Third-party tracking happens when the cookie belongs to a domain embedded on the page, an ad network or data broker whose script sits on thousands of sites. Because the same domain recognises you everywhere it's embedded, it stitches your behaviour across all of those sites into one cross-site profile. That cross-site reach is what built the behavioural advertising industry, and it's exactly what regulators and browsers went after. The full breakdown is in first-party vs third-party cookies.
Third-party tracking is already a degraded signal
Safari has blocked third-party cookies by default for years, and Firefox isolates them with Total Cookie Protection. Chrome kept them, but between default-blocking browsers, ad blockers, and consent refusals, cross-site tracking cookies reach a shrinking and uneven slice of real traffic. Building measurement on them is building on sand.
Browsers put tracking cookies on a timer
Even where tracking cookies survive, browsers cap how long they last. Safari's Intelligent Tracking Prevention limits any cookie written by JavaScript through document.cookie to a maximum 7-day lifetime, and reserves the right to cut that to 24 hours for domains it classifies as trackers. Cookies set by a first-party server through the Set-Cookie response header aren't subject to that 7-day JavaScript cap, which is one reason serious measurement is moving server-side. See first-party cookieless tracking for where that leads.
Tracking cookies need consent. All of them.
A common and expensive misconception: that a first-party cookie is exempt from consent because your own domain set it. It isn't. Under Article 5(3) of the ePrivacy Directive, you need prior consent to store or read any information on a user's device unless it's strictly necessary to provide the service the user asked for. Analytics and advertising aren't strictly necessary, so they need consent whether the cookie is first-party or third-party. The GDPR then sets the bar for what counts as valid consent: a freely given, specific, informed, and unambiguous affirmative action.

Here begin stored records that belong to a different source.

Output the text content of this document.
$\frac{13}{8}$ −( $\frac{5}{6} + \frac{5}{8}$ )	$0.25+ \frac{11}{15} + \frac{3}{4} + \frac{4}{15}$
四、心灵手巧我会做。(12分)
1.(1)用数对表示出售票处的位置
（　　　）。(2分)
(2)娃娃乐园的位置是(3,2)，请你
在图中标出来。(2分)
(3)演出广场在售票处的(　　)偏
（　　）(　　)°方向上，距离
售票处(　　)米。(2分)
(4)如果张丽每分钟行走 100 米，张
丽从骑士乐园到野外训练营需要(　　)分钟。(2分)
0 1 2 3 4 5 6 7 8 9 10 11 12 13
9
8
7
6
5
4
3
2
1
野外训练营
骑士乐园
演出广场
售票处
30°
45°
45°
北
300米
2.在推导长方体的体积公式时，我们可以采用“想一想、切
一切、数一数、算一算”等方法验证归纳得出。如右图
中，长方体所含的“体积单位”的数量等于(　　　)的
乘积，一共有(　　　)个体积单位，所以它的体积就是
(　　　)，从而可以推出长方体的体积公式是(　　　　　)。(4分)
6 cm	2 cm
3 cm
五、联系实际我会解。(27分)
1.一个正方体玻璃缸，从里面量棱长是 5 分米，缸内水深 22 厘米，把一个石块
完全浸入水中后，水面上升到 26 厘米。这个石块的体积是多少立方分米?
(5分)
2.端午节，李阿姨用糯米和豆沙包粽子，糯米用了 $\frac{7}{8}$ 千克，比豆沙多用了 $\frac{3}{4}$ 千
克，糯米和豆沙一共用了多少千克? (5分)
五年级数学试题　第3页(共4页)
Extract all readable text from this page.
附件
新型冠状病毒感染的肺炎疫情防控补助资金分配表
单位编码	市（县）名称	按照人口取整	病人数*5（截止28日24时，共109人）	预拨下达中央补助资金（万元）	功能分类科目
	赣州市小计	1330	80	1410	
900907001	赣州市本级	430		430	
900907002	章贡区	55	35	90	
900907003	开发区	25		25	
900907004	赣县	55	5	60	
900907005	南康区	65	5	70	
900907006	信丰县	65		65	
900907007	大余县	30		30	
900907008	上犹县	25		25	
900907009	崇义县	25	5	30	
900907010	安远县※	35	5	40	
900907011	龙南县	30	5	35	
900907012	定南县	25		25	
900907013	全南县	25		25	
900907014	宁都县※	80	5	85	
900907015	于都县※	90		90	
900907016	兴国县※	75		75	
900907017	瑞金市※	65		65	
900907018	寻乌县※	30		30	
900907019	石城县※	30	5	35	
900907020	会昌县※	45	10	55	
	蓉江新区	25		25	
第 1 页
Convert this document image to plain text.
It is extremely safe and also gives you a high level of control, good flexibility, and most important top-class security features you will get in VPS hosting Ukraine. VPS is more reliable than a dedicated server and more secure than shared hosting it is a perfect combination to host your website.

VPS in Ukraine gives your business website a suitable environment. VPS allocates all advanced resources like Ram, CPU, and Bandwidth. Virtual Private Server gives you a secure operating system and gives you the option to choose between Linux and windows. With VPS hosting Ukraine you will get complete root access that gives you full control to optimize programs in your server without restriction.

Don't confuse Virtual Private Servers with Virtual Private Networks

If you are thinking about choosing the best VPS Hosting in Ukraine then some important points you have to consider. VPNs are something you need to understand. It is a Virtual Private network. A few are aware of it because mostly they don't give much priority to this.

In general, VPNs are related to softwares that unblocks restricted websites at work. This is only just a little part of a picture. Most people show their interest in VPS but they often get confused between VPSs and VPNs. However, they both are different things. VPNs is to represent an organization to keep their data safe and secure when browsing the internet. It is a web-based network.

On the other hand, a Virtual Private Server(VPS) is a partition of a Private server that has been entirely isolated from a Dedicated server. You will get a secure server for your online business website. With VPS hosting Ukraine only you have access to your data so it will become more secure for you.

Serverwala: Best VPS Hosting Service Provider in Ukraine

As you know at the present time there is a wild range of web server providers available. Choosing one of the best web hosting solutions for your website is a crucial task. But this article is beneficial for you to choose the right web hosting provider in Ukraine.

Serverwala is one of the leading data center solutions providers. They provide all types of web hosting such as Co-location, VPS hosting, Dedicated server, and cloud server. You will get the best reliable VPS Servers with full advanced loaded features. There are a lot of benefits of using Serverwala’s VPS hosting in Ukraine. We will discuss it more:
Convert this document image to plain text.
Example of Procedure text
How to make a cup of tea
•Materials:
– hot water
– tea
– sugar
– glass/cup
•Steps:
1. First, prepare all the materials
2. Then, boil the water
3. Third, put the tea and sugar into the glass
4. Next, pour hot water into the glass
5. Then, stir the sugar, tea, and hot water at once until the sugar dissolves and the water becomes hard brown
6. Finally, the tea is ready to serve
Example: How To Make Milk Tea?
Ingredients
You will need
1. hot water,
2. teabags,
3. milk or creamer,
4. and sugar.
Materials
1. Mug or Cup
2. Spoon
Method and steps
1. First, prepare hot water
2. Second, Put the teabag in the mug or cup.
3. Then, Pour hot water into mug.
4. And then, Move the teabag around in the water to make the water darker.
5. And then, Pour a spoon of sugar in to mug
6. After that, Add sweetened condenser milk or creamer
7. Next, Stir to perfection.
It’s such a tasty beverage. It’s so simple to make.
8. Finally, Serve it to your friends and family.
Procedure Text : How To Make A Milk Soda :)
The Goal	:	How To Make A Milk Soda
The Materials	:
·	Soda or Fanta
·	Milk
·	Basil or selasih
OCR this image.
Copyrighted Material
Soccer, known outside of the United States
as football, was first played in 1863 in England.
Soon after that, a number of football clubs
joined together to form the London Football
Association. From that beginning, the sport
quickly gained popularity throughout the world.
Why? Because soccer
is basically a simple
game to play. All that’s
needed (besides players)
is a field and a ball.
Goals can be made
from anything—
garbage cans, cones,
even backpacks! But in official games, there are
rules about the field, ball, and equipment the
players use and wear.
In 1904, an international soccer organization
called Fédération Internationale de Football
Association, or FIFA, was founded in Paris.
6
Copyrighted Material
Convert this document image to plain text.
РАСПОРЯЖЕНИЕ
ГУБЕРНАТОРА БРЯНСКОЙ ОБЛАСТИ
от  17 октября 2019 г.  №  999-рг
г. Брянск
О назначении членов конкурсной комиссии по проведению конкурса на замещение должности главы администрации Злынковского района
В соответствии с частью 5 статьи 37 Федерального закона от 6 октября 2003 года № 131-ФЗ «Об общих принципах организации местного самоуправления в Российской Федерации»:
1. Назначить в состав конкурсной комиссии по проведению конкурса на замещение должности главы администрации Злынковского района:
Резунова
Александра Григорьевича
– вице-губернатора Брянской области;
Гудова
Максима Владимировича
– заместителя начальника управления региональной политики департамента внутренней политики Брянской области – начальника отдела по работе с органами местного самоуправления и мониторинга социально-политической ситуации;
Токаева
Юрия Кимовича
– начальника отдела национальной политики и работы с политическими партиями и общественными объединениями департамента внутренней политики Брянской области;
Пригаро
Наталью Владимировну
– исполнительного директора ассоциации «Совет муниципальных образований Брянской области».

In practice that means a tracking cookie must not be set until the visitor has actively agreed to the category it belongs to. A banner that loads the tracker first and asks permission afterwards has the order backwards, and that's a compliance failure, not a technicality. See how to block scripts before consent.
How to see the tracking cookies on your own site
Most site owners underestimate how many trackers they're running, because plugins, embeds, and tag managers pull in more than anyone signed off on. The only reliable way to know is to scan. CookieBeam crawls your pages, records every cookie that gets set (and the connections and scripts behind them), flags which ones are tracking rather than necessary, and lets you gate them behind consent. Once you can see the full list, categorising it and writing an honest cookie policy becomes straightforward. Start with a cookie audit.
Analytics trackers and advertising trackers aren't the same
"Tracking cookie" covers two jobs that people often blur. An analytics tracker measures how your own site is used: which pages get read, where visitors drop off, what a conversion looks like. Handled first-party, it stays within your site. An advertising tracker is built to follow a user off your site and match them to campaigns, audiences, and other advertisers' data, which is where the cross-site profile comes from. Both need consent, but they carry different privacy weight, and separating them matters when you build your banner. A visitor might reasonably accept analytics and refuse advertising, so bundling the two into a single "accept" removes the granular choice the GDPR expects. Split them into their own categories, as covered in cookie categories, and you give people a real decision instead of a false one.